I use my phone way more than him especially since I've had it for 4 more years than him. Maybe it's a brightness thing. I thought maybe old devices didn't have the problem.
It is likely brightness related. I had an S8 which burned really bad in a short time, but so far my S10 seems unburnt. The S10 limits brightness more, even when outdoors in overboost. If I set the brightness to 100% on both phones (manual, no overboost), the S8 is much easier to read in the sun, even with it's burn damage.
Well that sucks lol
Also, probably higher peak brightness in newer displays.
Yea but burn in on oled is cumulative and so it doesnt really matter how you use it just that the pixel is wearing anyway
> it doesnt really matter how you use it
Static images vs moving images, low vs high brightness make a huge difference. 2 phones with identical hours could have vastly different burn in.

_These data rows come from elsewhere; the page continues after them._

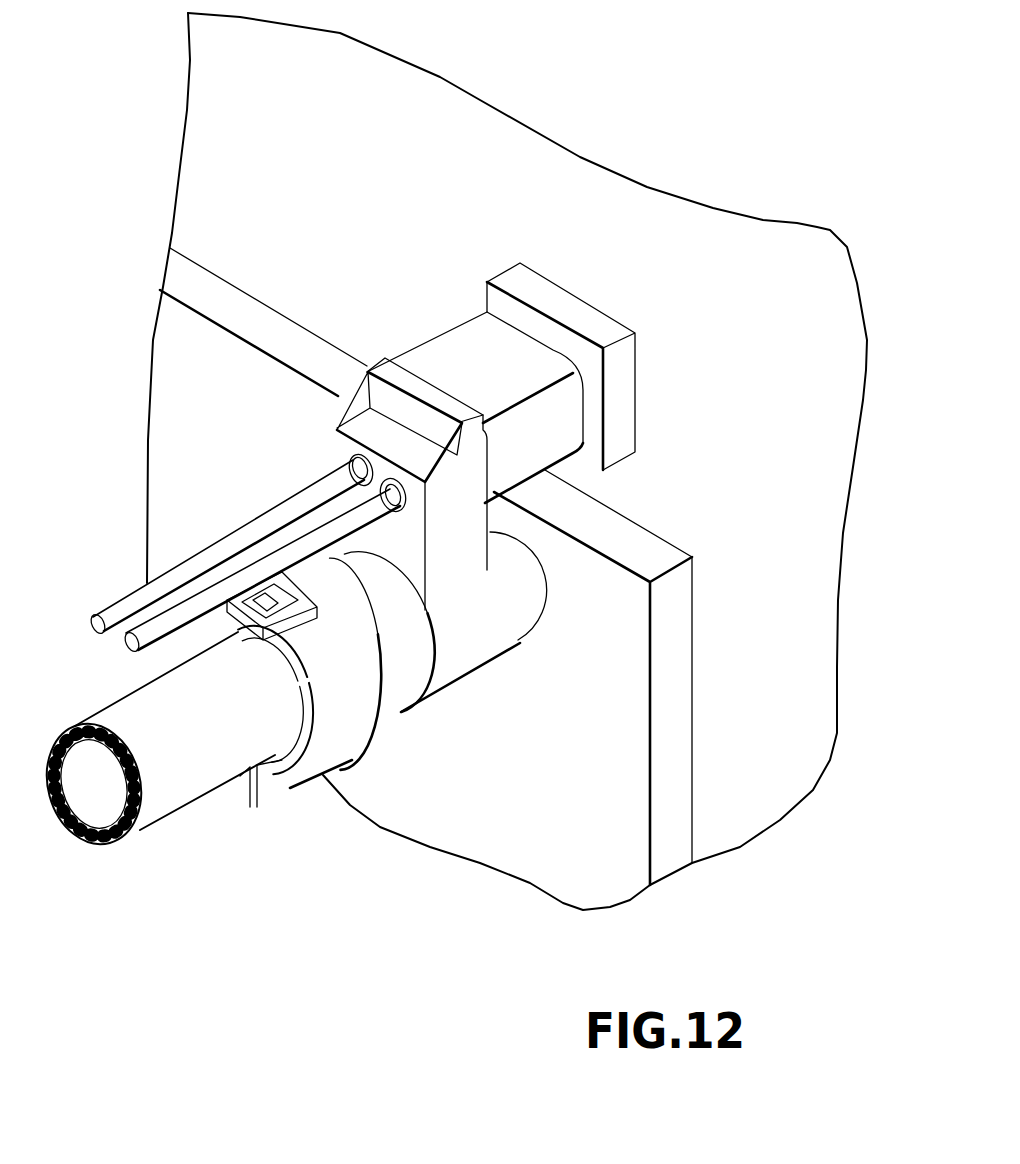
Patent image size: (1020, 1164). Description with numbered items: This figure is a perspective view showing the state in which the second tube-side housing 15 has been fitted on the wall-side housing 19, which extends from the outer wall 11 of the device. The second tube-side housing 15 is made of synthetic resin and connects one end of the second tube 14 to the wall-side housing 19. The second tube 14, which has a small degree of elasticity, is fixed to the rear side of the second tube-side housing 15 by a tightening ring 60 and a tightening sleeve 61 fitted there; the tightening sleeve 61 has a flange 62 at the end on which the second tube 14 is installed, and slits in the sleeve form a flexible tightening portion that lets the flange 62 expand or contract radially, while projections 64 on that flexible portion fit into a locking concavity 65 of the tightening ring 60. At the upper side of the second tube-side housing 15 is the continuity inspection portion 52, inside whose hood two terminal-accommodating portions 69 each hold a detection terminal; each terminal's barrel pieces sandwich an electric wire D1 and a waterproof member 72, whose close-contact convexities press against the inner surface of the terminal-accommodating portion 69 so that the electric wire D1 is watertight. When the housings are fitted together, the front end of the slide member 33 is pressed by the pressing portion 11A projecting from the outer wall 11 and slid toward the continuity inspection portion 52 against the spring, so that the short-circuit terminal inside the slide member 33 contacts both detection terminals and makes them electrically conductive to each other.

The outer wall 11 is at (808, 240).
The pressing portion 11A is at (585, 350).
The second tube 14 is at (140, 822).
The second tube-side housing 15 is at (225, 395).
The wall-side housing 19 is at (533, 620).
The slide member 33 is at (466, 318).
The continuity inspection portion 52 is at (375, 362).
The tightening ring 60 is at (340, 757).
The tightening sleeve 61 is at (261, 818).
The flange 62 is at (283, 795).
The projection 64 is at (262, 604).
The locking concavity 65 is at (258, 605).
The terminal-accommodating portion 69 is at (343, 467).
The waterproof member 72 is at (348, 458).
The electric wire D1 is at (122, 641).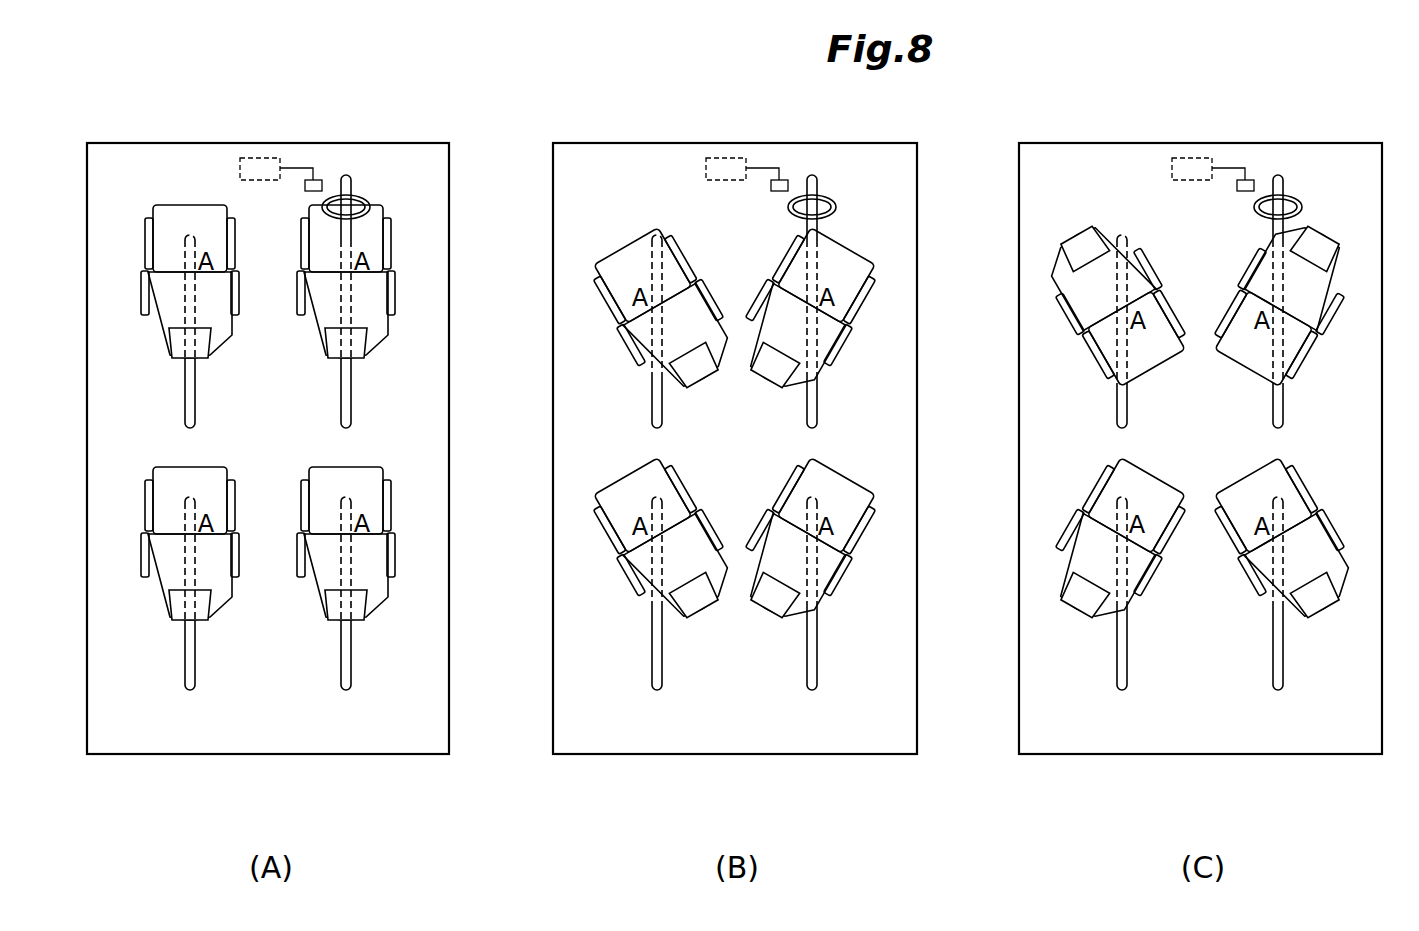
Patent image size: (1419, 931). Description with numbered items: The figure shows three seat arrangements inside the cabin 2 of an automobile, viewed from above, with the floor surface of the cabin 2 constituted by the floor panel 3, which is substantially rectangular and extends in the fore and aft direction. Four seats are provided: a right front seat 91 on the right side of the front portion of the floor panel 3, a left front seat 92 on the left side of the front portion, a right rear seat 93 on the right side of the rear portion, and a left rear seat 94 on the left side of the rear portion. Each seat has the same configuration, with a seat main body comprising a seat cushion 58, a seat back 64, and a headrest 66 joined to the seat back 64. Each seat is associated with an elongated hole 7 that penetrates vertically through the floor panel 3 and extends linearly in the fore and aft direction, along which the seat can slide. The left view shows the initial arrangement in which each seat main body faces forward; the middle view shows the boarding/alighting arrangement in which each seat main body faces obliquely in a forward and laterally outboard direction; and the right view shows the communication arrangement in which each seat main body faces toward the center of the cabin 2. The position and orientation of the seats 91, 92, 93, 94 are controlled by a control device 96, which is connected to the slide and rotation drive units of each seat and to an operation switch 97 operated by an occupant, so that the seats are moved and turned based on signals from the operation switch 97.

How old? My Galaxy S7 flat is burnt in.
I can notice the burnt app icons on a white screen, such as Chrome's.
Been using it daily for 6 years.
Galaxy note 4 only goes up to 330-350 nits, Galaxy Note 9 is twice as bright at over 700 nits.
I think it can go to 700+ nits. But I think you're right. I only keep it at like 20% brightness
Everywhere I look on the internet it says the Note 4 can only get to 330 to 365 nits range at MAX brightness. This might be why the Note 4 doesn't burn in as easily.
Seems like it only hits above 700 when using auto brightness in direct sunlight. Which I rarely use. So I think you're right about the brightness difference.
Every single one of my OLED phones have experienced burn in particularly on the status bar. Starting from Droid Incredible, Galaxy S3, OnePlus 3T.
He could use his phone a lot more than you do. I average 4-6 hours OST daily probably.
I definitely use my phone a lot more than him. Especially since I've had it for 4 more years.
Maybe it's a brightness thing. So weird.
Brightness and contrast tend to have the biggest impact on image retention. I specifically tune down the brightness a bit and use dark mode whenever possible.
My experience has been exactly the opposite, and I would venture to guess that since you're comparing your device to someone else's, that this is a use/brightness related thing, not a age of the screen thing.